乗馬
「罪は贖われた。それでは解散」
兵士たちは、みな満足したように天幕の前を去っていく。ホエテテとジンベジは、押さえつけていたユリアンカを離して、こちらに指示を求める視線を送ってきたので、首を横に振って立ち去るようにうながした。
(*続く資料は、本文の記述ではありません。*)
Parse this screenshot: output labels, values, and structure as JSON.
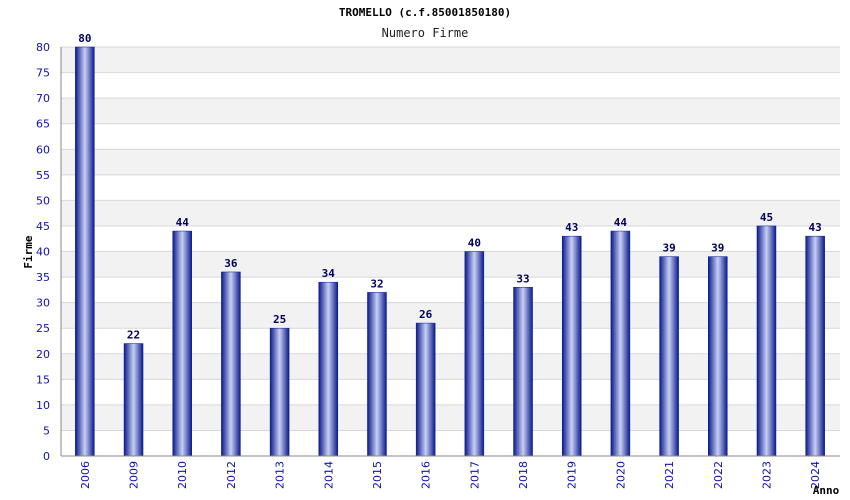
{
  "chart_data": {
    "type": "bar",
    "title": "TROMELLO (c.f.85001850180)",
    "subtitle": "Numero Firme",
    "xlabel": "Anno",
    "ylabel": "Firme",
    "ylim": [
      0,
      80
    ],
    "ytick_step": 5,
    "grid": true,
    "categories": [
      "2006",
      "2009",
      "2010",
      "2012",
      "2013",
      "2014",
      "2015",
      "2016",
      "2017",
      "2018",
      "2019",
      "2020",
      "2021",
      "2022",
      "2023",
      "2024"
    ],
    "values": [
      80,
      22,
      44,
      36,
      25,
      34,
      32,
      26,
      40,
      33,
      43,
      44,
      39,
      39,
      45,
      43
    ],
    "colors": {
      "bar_dark": "#0a1a8c",
      "bar_light": "#c8d0f4",
      "band": "#f2f2f2",
      "gridline": "#d8d8d8",
      "tick_text": "#1010b0"
    }
  }
}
テーブルに伏しているユリアンカの、後ろ手に縛った紐を引っ張って体を起こす。
ユリアンカの顔は赤く上気し、目には涙が浮かんでいたが、なにもいわなかった。
「腹が立つなら、兄のハーラントに告げればいい。もしハーラントが私を殺すというのなら、それに従おう。だが、あなたが私を殺すと人間とキンネク族のあいだで戦争が起きる。ナユーム族を相手にするだけでも大変なのに、君たちは挟み撃ちにされることになるぞ」
私が殺されたからといって、ワビ大隊長が鬼角族を攻撃するとは思えないが、この嘘がユリアンカに私の殺害を思いとどまらせる効果があるかもしれない。
「明日朝いちばんに、ここを出てハーラントに会いにいく。ここに残しておくわけにもいかないので、三人の侍女も一緒に来てもらいたい。今晩のうちに準備をしておいてくれ」
そういい残し、ユリアンカを置いて本部天幕に戻る。メチャクチャに壊された収納箱の書類を、とりあえず鍵のかかる箱に移さなければならない。馬の準備も必要だ。今晩は眠れそうになかった。
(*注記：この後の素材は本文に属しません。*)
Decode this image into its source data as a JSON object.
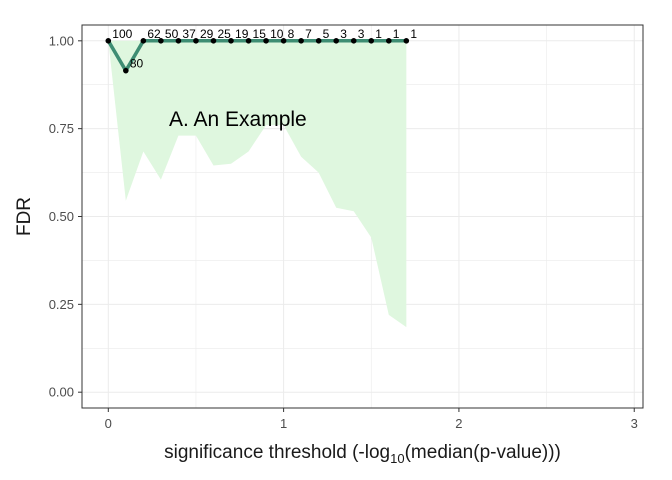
{
  "chart_data": {
    "type": "line",
    "title": "",
    "annotation": "A. An Example",
    "xlabel_main": "significance threshold (-log",
    "xlabel_sub": "10",
    "xlabel_tail": "(median(p-value)))",
    "ylabel": "FDR",
    "xlim": [
      -0.15,
      3.05
    ],
    "ylim": [
      -0.045,
      1.045
    ],
    "x_ticks": [
      0,
      1,
      2,
      3
    ],
    "x_tick_labels": [
      "0",
      "1",
      "2",
      "3"
    ],
    "y_ticks": [
      0,
      0.25,
      0.5,
      0.75,
      1.0
    ],
    "y_tick_labels": [
      "0.00",
      "0.25",
      "0.50",
      "0.75",
      "1.00"
    ],
    "grid": true,
    "x": [
      0,
      0.1,
      0.2,
      0.3,
      0.4,
      0.5,
      0.6,
      0.7,
      0.8,
      0.9,
      1.0,
      1.1,
      1.2,
      1.3,
      1.4,
      1.5,
      1.6,
      1.7
    ],
    "fdr": [
      1.0,
      0.915,
      1.0,
      1.0,
      1.0,
      1.0,
      1.0,
      1.0,
      1.0,
      1.0,
      1.0,
      1.0,
      1.0,
      1.0,
      1.0,
      1.0,
      1.0,
      1.0
    ],
    "band_lower": [
      1.0,
      0.545,
      0.685,
      0.605,
      0.73,
      0.73,
      0.645,
      0.65,
      0.685,
      0.76,
      0.76,
      0.67,
      0.625,
      0.525,
      0.515,
      0.44,
      0.22,
      0.185
    ],
    "band_upper": [
      1.0,
      1.0,
      1.0,
      1.0,
      1.0,
      1.0,
      1.0,
      1.0,
      1.0,
      1.0,
      1.0,
      1.0,
      1.0,
      1.0,
      1.0,
      1.0,
      1.0,
      1.0
    ],
    "point_labels": [
      "100",
      "80",
      "62",
      "50",
      "37",
      "29",
      "25",
      "19",
      "15",
      "10",
      "8",
      "7",
      "5",
      "3",
      "3",
      "1",
      "1",
      "1"
    ],
    "colors": {
      "line": "#3e8d73",
      "band": "#dff7df",
      "point": "#000000",
      "grid": "#ebebeb",
      "panel_border": "#333333"
    }
  }
}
翌朝、起床の鐘が鳴る前に、天幕の前でホエテテとジンベジが旅の荷物を準備して待っていた。
ツベヒが馬に乗れることは知っていたが、この守備隊の指揮を任せるつもりだったので選ぶわけにはいかなかった。ジンベジは三十名の中で一番の腕利きだし、ホエテテはその体格が鬼角族と遜色ないので、今回の旅には最適だと判断したのだ。問題は二人とも馬に乗ったことがないことだが、習うより慣れろとのことばもあるので、それほど心配はしていなかった。指示通り、ホエテテもジンベジも皮鎧とマントだけを身につけ、腰には鬼角族の大太刀を佩いていた。
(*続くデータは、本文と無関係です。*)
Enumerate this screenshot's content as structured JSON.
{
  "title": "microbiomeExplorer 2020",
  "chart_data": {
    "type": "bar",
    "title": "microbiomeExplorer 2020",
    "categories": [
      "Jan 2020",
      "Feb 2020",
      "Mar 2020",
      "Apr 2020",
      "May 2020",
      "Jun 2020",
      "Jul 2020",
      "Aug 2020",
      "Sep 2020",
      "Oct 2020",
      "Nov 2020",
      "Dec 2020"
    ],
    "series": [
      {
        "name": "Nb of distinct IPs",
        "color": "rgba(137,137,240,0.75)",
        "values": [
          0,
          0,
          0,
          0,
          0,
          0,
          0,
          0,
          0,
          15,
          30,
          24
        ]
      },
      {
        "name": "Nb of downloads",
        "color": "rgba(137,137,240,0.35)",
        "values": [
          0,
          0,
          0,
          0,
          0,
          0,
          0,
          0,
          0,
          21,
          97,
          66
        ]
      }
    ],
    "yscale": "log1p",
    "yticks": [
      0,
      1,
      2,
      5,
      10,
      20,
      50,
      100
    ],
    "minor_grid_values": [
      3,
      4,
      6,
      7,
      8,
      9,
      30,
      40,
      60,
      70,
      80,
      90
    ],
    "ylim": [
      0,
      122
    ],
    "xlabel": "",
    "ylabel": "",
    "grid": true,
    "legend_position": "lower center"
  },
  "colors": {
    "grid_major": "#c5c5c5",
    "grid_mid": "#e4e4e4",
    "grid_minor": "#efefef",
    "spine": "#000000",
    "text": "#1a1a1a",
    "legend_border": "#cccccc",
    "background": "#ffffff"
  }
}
「よし、馬に鞍と鐙はつけてある。まずは、馬に慣れるために手綱を引いてついてきて欲しい。その後で乗り方を教える」
ジンベジは楽しそうに馬の手綱を引いて進むが、大男のホエテテは、おっかなびっくりで手綱を持ち、馬がなかなか動かないので苦労していた。私は鐙に左足をかけ、右足を大きく揺らし、その反動で華麗に鞍の上に体を乗せる。ホエテテがみせる尊敬の眼差しが面映ゆいが、乗馬はとにかく慣れることなので、旅の終わりには二人とも立派な騎手になっているだろう。
そのままユリアンカたちの天幕に向かうと、ユリアンカと侍女たちも、すでに旅の支度を終えていた。
昨日まであった大きな天幕は影も形もなくなっており、天幕がどこにどう収納されているのかわからないが、侍女たちの乗る馬にはいくつかの大きな袋が結わえつけられている。
「おはよう。お兄さんのところまで行ける食料はあるかな」
「大丈夫」
ユリアンカはそれだけしかいわず、こちらを見ることもなかった。
「それでは出発する。道案内は君たちに頼む。ハーラントにとても大切な話があるんだ。これはお互いにとってとても大切なことだから、私を殺すのはその後にしてもらいたい」
返事もせず、ユリアンカは馬を並足で進めた。待女達もついていく。
私は馬を降り、ジンベジとホエテテに馬に乗ることを試すように指示する。
ジンベジは軽々と鞍の上に腰を落ち着けたが、ホエテテはどうやっても一人では馬に乗れないようだった。ホエテテの尻を押し、鞍の上まで押し上げてやっと騎乗の人にする。
「ジンベジ君とホエテテ君は、しばらくは馬に慣れるため、そのままついてきてくれ」
すばやく馬に乗ると、二人のあいだに割り込み、二頭の馬の尻を手で軽く叩く。やっと馬が動き出したのを確認してから、今度は二頭の前に出て、その先導者となった。